Ao longo de quatro temporadas, se Connor se casou com Willa, ambos ganharam algo desse acordo. Se Logan precisa de Marcia, idem. Tom e Shiv, também. Mesmo quando existe um casal, o amor não é o tópico central dessas relações. Quando os irmãos demonstram um pequeno vislumbre de afeto, também, raramente esse ato não tem ligação com uma questão relacionada a dinheiro ou a algum acordo iminente, cujo ponto central pode não ser dinheiro, mas provavelmente resultará nisso. Ali, não existe ninguém que esteja procurando uma conexão maior que seu próprio nariz, tudo é um grande acordo onde o que importa é que uma das partes sempre esteja ganhando um pouco mais que a outra.



Sendo assim, não consigo imaginar um exemplo de um final mais perfeito para Succession que este, onde os negócios familiares deixam de existir e com ele a ideia de um sonho americano conservador.

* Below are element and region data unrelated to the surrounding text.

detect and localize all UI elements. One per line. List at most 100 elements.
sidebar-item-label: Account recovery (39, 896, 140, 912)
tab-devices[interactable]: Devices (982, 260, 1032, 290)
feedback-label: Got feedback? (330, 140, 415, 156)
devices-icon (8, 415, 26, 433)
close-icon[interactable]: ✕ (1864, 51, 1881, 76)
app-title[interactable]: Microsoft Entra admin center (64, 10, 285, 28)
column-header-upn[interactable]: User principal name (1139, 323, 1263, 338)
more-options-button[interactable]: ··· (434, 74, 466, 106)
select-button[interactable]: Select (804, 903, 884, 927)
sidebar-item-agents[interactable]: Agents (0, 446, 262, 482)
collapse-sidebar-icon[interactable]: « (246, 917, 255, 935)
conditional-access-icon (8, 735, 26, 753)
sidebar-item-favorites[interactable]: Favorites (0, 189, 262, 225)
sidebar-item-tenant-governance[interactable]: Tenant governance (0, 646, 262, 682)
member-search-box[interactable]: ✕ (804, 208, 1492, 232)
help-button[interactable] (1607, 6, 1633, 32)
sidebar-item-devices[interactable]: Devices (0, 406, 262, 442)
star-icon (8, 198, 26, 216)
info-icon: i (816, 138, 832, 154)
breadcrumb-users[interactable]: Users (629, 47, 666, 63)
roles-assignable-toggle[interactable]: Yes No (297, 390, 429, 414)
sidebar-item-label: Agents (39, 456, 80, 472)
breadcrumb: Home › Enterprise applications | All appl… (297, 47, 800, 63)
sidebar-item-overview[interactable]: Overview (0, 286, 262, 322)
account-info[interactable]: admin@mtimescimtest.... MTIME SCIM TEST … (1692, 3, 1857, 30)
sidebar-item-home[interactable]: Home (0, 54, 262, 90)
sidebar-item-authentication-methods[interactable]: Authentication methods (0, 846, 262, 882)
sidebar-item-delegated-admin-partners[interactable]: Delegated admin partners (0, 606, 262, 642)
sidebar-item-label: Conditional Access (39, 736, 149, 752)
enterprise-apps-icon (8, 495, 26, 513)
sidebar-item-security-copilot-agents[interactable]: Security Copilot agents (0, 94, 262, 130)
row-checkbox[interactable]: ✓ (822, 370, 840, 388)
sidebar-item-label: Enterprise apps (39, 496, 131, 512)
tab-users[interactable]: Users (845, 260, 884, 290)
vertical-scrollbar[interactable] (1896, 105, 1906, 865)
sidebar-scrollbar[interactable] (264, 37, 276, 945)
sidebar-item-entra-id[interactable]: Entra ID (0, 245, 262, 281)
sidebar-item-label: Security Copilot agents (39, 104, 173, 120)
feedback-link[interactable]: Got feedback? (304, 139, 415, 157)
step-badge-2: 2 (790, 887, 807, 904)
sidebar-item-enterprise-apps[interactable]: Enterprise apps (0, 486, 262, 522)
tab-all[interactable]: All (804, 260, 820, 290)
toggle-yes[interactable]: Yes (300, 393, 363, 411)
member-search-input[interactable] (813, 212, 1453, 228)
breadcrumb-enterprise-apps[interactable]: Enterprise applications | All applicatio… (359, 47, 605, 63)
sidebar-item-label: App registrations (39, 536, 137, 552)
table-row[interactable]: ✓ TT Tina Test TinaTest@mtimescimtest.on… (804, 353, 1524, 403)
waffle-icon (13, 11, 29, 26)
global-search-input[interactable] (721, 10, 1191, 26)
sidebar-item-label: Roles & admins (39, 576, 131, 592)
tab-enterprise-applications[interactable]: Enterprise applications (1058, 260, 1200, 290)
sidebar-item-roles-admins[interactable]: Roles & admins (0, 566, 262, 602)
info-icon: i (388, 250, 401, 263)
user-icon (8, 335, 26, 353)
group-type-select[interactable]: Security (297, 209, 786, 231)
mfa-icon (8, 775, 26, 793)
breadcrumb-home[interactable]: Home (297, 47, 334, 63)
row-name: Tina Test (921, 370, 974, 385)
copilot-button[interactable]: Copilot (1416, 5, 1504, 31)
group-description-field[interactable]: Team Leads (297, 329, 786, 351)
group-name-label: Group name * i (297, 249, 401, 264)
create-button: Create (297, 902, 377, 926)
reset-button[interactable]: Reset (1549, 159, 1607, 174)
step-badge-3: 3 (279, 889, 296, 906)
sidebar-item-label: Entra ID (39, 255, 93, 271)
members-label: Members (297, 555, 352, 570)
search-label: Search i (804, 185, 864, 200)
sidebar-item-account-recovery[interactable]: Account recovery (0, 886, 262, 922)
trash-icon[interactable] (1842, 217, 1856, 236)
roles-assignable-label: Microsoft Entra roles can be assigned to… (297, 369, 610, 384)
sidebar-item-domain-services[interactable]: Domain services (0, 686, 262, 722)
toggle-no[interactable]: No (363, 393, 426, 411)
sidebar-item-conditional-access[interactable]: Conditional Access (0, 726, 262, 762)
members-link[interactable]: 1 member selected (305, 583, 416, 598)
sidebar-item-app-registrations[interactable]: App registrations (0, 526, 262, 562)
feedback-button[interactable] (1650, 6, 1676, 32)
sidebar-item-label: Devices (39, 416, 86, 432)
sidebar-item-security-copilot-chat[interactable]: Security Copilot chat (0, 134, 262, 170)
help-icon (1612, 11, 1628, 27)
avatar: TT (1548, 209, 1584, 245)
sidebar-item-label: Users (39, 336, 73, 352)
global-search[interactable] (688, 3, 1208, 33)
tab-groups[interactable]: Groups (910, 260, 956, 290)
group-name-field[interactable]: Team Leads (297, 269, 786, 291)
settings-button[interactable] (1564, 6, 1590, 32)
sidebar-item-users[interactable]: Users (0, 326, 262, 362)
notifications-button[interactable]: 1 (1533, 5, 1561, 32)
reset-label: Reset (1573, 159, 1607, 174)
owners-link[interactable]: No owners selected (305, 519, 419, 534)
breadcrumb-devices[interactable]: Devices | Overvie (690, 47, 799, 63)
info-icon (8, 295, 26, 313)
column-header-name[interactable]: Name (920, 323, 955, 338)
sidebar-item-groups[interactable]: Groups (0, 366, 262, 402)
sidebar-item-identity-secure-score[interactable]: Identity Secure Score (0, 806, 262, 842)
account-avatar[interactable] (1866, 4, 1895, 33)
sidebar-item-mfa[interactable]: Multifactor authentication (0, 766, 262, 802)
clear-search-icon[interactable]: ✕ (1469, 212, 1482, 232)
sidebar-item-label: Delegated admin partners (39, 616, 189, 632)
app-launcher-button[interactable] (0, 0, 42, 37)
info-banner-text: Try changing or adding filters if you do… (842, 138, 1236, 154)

O colapso entre os filhos faz surgir um sucessor que não foi criado em um ambiente de riqueza, mas soube se posicionar em um local suficientemente importante para ser reconhecido, uma pessoa que faria de tudo pela própria ambição de chegar no topo, inclusive guardar os mais nefastos segredos. Tom Wambsgans é a pessoa ideal para suceder ao trono no mundo capitalista do século XXI, para qual o valor do dinheiro é tão inenarrável, que ele faria qualquer coisa do mundo para se cercar de uma riqueza inestimável - inclusive sacrificar o sonho da mãe do seu filho.